When implementing a new method that replaces an existing one, a key question is whether the new method generates comparable data, leading to similar decisions. Our comparison between cytotoxic IC50 values of microscale and research scale ADCs targeting Antigen B () demonstrates the utility of this method for ranking candidate ADCs at the research stage. The forced rank comparison () further emphasizes that the same lead antibody pool is identified by both screens. Analysis of this limited data set (Fig. 6A, Fig. S4) does reveal a small bias (2.6-fold) toward higher potency in the microscale conjugates. Sources for this effect are unclear, but could include differences in purification, handling, or concentration measurements. Accounting for the observed bias, the data fall within a 95% confidence interval of 5.6-fold above and below the mean. This degree of variation would not lead to very different decisions on the ADCs to pursue, particularly at the early research stage, as demonstrated by the comparison of rank ordering by each method. Future efforts to refine the biochemical methods, as well as analyze larger data sets, may better characterize the differences between methods (both in statistical magnitude and in biochemical mechanism). Having demonstrated the practical utility of microscale conjugation, we propose that it can adequately substitute for research scale conjugation using the linker and effector combinations tested thus far.

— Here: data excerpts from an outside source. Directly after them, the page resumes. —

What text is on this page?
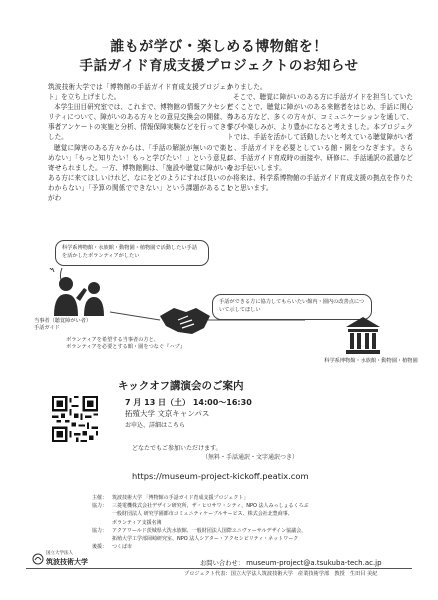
誰もが学び・楽しめる博物館を！
手話ガイド育成支援プロジェクトのお知らせ

筑波技術大学では「博物館の手話ガイド育成支援プロジェクト」を立ち上げました。

本学生田目研究室では、これまで、博物館の情報アクセシビリティについて、障がいのある方々との意見交換会の開催、当事者アンケートの実施と分析、情報保障実験などを行ってきました。

聴覚に障害のある方々からは、「手話の解説が無いので楽しめない」「もっと知りたい！もっと学びたい！」という意見が寄せられました。一方、博物館側は、「施設や聴覚に障がいのある方に来てほしいけれど、なにをどのようにすれば良いのかわからない」「予算の関係でできない」という課題があることがわ

かりました。

そこで、聴覚に障がいのある方に手話ガイドを担当していただくことで、聴覚に障がいのある来館者をはじめ、手話に関心のある方など、多くの方々が、コミュニケーションを通して、学びや楽しみが、より豊かになると考えました。本プロジェクトでは、手話を活かして活動したいと考えている聴覚障がい者と、手話ガイドを必要としている館・園をつなぎます。さらに、手話ガイド育成時の面接や、研修に、手話通訳の派遣などをお手伝いします。

将来は、科学系博物館の手話ガイド育成支援の拠点を作りたいと思います。

科学系博物館・水族館・動物園・植物園で活動したい手話を活かしたボランティアがしたい
手話ができる方に協力してもらいたい館内・園内の改善点について示してほしい
当事者（聴覚障がい者）
手話ガイド
科学系博物館・水族館・動物園・植物園
ボランティアを希望する当事者の方と、
ボランティアを必要とする館・園をつなぐ『ハブ』
キックオフ講演会のご案内
7 月 13 日（土） 14:00～16:30
拓殖大学 文京キャンパス
どなたでもご参加いただけます。
お申込、詳細はこちら
（無料・手話通訳・文字通訳つき）
https://museum-project-kickoff.peatix.com
主催： 筑波技術大学 「博物館の手話ガイド育成支援プロジェクト」
協力： 三菱電機株式会社デザイン研究所、ザ・ヒロサワ・シティ、NPO 法人みっしょるくろぶ
一般財団法人 研究学園都市コミュニティケーブルサービス、株式会社北豊商事、
ボランティア支援名簿
協力： アクアワールド茨城県大洗水族館、一般財団法人国際ユニヴァーサルデザイン協議会、
拓殖大学工学部岡崎研究室、NPO 法人シアター・アクセシビリティ・ネットワーク
後援： つくば市
国立大学法人
筑波技術大学	お問い合わせ： museum-project@a.tsukuba-tech.ac.jp
プロジェクト代表：国立大学法人筑波技術大学　産業技術学部　教授　生田目 美紀
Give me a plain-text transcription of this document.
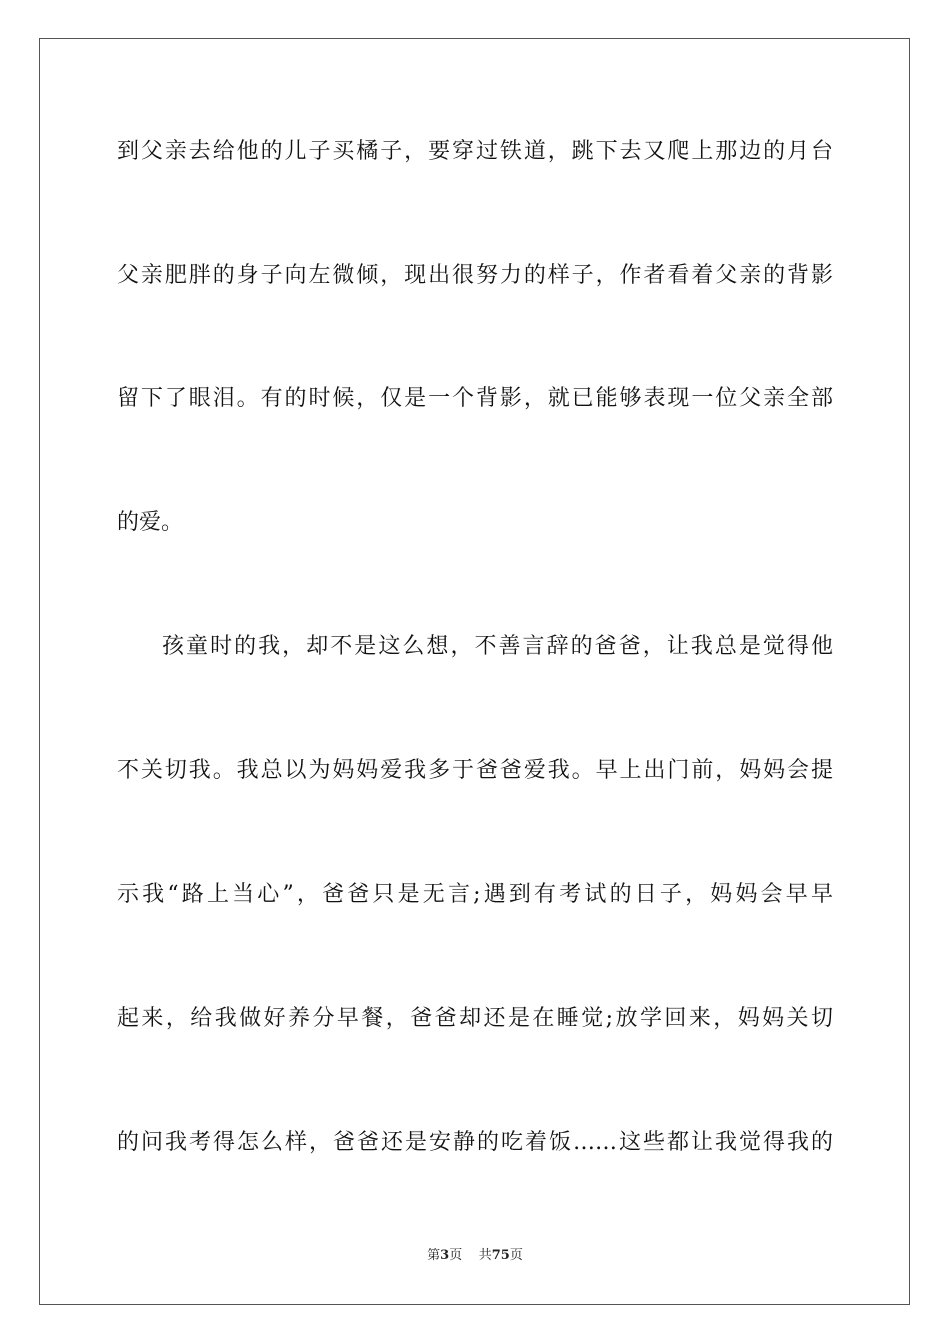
到父亲去给他的儿子买橘子，要穿过铁道，跳下去又爬上那边的月台
父亲肥胖的身子向左微倾，现出很努力的样子，作者看着父亲的背影
留下了眼泪。有的时候，仅是一个背影，就已能够表现一位父亲全部
的爱。
孩童时的我，却不是这么想，不善言辞的爸爸，让我总是觉得他
不关切我。我总以为妈妈爱我多于爸爸爱我。早上出门前，妈妈会提
示我“路上当心”，爸爸只是无言;遇到有考试的日子，妈妈会早早
起来，给我做好养分早餐，爸爸却还是在睡觉;放学回来，妈妈关切
的问我考得怎么样，爸爸还是安静的吃着饭……这些都让我觉得我的
第3页 共75页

Using the 85 antibody library against Antigen C, we tested the use of microscale conjugation to screen ADCs from non-prescreened antibody libraries. Although our initial titration screens indicated slightly lower but comparable yields at pH 6 vs pH 8 for test antibodies (), conjugation of this early stage library at pH 6 gave a lower success rate than at pH 8. It is unclear why this pH dependence is observed, but we suspect that antibody aggregation plays a role in the total yields observed for microscale conjugation, and the lower pH condition, combined with the presence of organic solvents and other reaction components, may subject antibodies to greater stress than pH 8. Given the variable tendencies of antibodies to aggregate,Citation24 it is difficult to predict how general this effect would be. Ultimately, for the naïve library against Antigen C we achieved a conjugation success rate of 76%, enabling screening of a large number of unique ADCs against this target using <600 µg of each antibody as input.
Despite the need to carry out downstream humanization, murine antibodies continue to be a convenient tool for early stage antibody and ADC development. Therefore, we applied our current microscale platform to a panel of murine antibodies to test its performance. Again, we observe a wide range of cytotoxic potencies in the resulting panel of ADCs, and notably no loss of antigen binding following lysine conjugation. We suspect that conjugation of murine antibodies will generally require slightly higher input quantities of antibody compared with fully human antibodies. However, our example screen enabled 88% success rate for ADC screening using input of only 500-600 µg of murine antibody. The ease with which this new capability was added underscores the adaptability of the microscale conjugation method to quickly provide libraries of ADCs using small quantities of input antibody.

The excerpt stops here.